Applying those considerations to the case at hand, it has been accepted that

  1. Mrs Bailes death is an aggravating factor, but the case concerns a single death.
  2. The breach was not committed with profit in mind, and,
  3.  The incident was an isolated one.

Turning to the issues raised at (d), there has been

  1. a prompt admission of responsibility.
  2. as I have already noted active steps have been taken, and continue to be taken, to remedy the defect in the system of work, and
  3. there is a good safety record.

Finally, in considering the resources of the offender I found the case of HMA v Tigh-na-murin Limited [2023] HCJAC 30 to be of particular assistance and guidance in that it also concerned a care home of similar size and in a similar financial position. That case resulted in a starting point for the financial penalty imposed of £90,000. As the breach in that case was ongoing over a period of a little over two months and in this case the breach was on a single day then an adjustment down from that starting figure is indicated. I am also much obliged to parties for the outline facts they were able to provide to a not dissimilar case of Lister House Fife, in which there sentenced was passed earlier this week.

I turn now to the cross check that is to be done with the assistance of the

sentencing guidelines issued by the Sentencing Council for England and Wales. I agree with the submissions and analysis of Miss Smith on behalf of the company that after carrying out the first two steps of the process that this offence is one within the harm category of 2 and I agree that the culpability is within the medium range which gives a starting point for an offender of the size of the company of £54,000.

Moving on to step 3 of the process. The company does not have convictions nor were any other aggravating factors present in this case. On the other hand, there is substantial mitigation in the actions taken by the company in the aftermath of this tragic incident all designed to prevent any repeat of such a tragedy.

Finally, looking at step 4. I must have regard to the fact that the company is a commercial organisation. It exists as a business to provide health care to residents and reassurance to families that loved ones are safe and properly cared for in return for payment. The penalty must suitably reflect the level of culpability and underline the importance, in particular in an organisation which is relied on to protect life and health, of the need to comply with Health and Safety Legislation and the protections it seeks to provide. I have decided, in all these circumstances, that the headline sentence in this case should be £67,500.                                          

In assessing whether the fine is proportionate to the overall means of the company, I take into account that, the company is now returning to profit after the pandemic and last year’s profit figure is £461,000.

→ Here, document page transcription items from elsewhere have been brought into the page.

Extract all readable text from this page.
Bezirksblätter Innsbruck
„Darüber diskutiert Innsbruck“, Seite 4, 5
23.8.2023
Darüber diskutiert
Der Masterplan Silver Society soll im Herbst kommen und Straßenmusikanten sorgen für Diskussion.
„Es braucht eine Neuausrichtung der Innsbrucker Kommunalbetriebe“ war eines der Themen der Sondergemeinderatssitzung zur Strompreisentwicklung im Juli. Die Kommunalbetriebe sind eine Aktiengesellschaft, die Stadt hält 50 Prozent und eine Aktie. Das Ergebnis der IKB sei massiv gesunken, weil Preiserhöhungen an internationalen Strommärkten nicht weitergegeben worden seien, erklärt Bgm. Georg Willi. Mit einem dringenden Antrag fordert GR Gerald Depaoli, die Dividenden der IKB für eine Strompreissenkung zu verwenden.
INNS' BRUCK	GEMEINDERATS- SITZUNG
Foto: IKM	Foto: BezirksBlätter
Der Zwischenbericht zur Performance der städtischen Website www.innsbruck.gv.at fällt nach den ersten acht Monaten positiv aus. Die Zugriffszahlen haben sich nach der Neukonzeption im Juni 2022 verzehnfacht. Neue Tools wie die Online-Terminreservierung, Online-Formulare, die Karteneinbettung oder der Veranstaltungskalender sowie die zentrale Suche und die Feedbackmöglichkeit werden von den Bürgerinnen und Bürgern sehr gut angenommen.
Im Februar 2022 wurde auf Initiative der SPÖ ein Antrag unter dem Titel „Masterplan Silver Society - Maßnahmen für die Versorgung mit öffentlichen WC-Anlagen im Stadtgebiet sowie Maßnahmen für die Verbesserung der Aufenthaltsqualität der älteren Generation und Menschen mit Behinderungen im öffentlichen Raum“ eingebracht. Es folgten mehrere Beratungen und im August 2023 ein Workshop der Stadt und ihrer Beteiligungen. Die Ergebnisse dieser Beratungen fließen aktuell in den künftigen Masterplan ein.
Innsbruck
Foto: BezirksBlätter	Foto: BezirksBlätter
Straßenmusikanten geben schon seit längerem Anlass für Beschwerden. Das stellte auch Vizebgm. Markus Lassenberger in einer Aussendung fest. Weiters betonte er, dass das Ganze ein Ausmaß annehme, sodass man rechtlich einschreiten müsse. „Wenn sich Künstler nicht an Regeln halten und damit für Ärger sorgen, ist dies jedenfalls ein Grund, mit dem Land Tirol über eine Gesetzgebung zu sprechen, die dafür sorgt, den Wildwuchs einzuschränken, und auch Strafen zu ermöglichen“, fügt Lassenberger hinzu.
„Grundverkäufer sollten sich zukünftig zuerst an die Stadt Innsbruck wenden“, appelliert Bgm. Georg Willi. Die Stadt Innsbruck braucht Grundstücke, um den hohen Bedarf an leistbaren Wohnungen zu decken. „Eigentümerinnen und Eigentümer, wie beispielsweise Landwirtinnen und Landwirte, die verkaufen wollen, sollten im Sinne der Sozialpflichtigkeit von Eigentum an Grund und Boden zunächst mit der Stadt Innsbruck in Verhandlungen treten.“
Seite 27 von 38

I consider that the level of fine should not adversely affect the company, in addition, I consider that there should be no significant impact on staff, customers or other third parties. Accordingly, no adjustment will be made to this headline figure.

Thereafter the fine will be reduced by one third, in light of the timing of the plea under the section 76 procedure, giving a final figure of £45,000.

There is also an associated victim surcharge which will require to be paid by the company. That sum shall be paid to the clerk of the court here in Dundee at the rate of £7,500 per month and will also be recoverable by civil diligence.

That is the sum which the company will pay as the fine in this case. It is a figure which will no doubt remind the company’s directors of the gravity of this offence.

I must stress, once again, that this is not, and can never be, a figure which in some way represents compensation or consolation for the loss suffered by Mrs Bailes family.”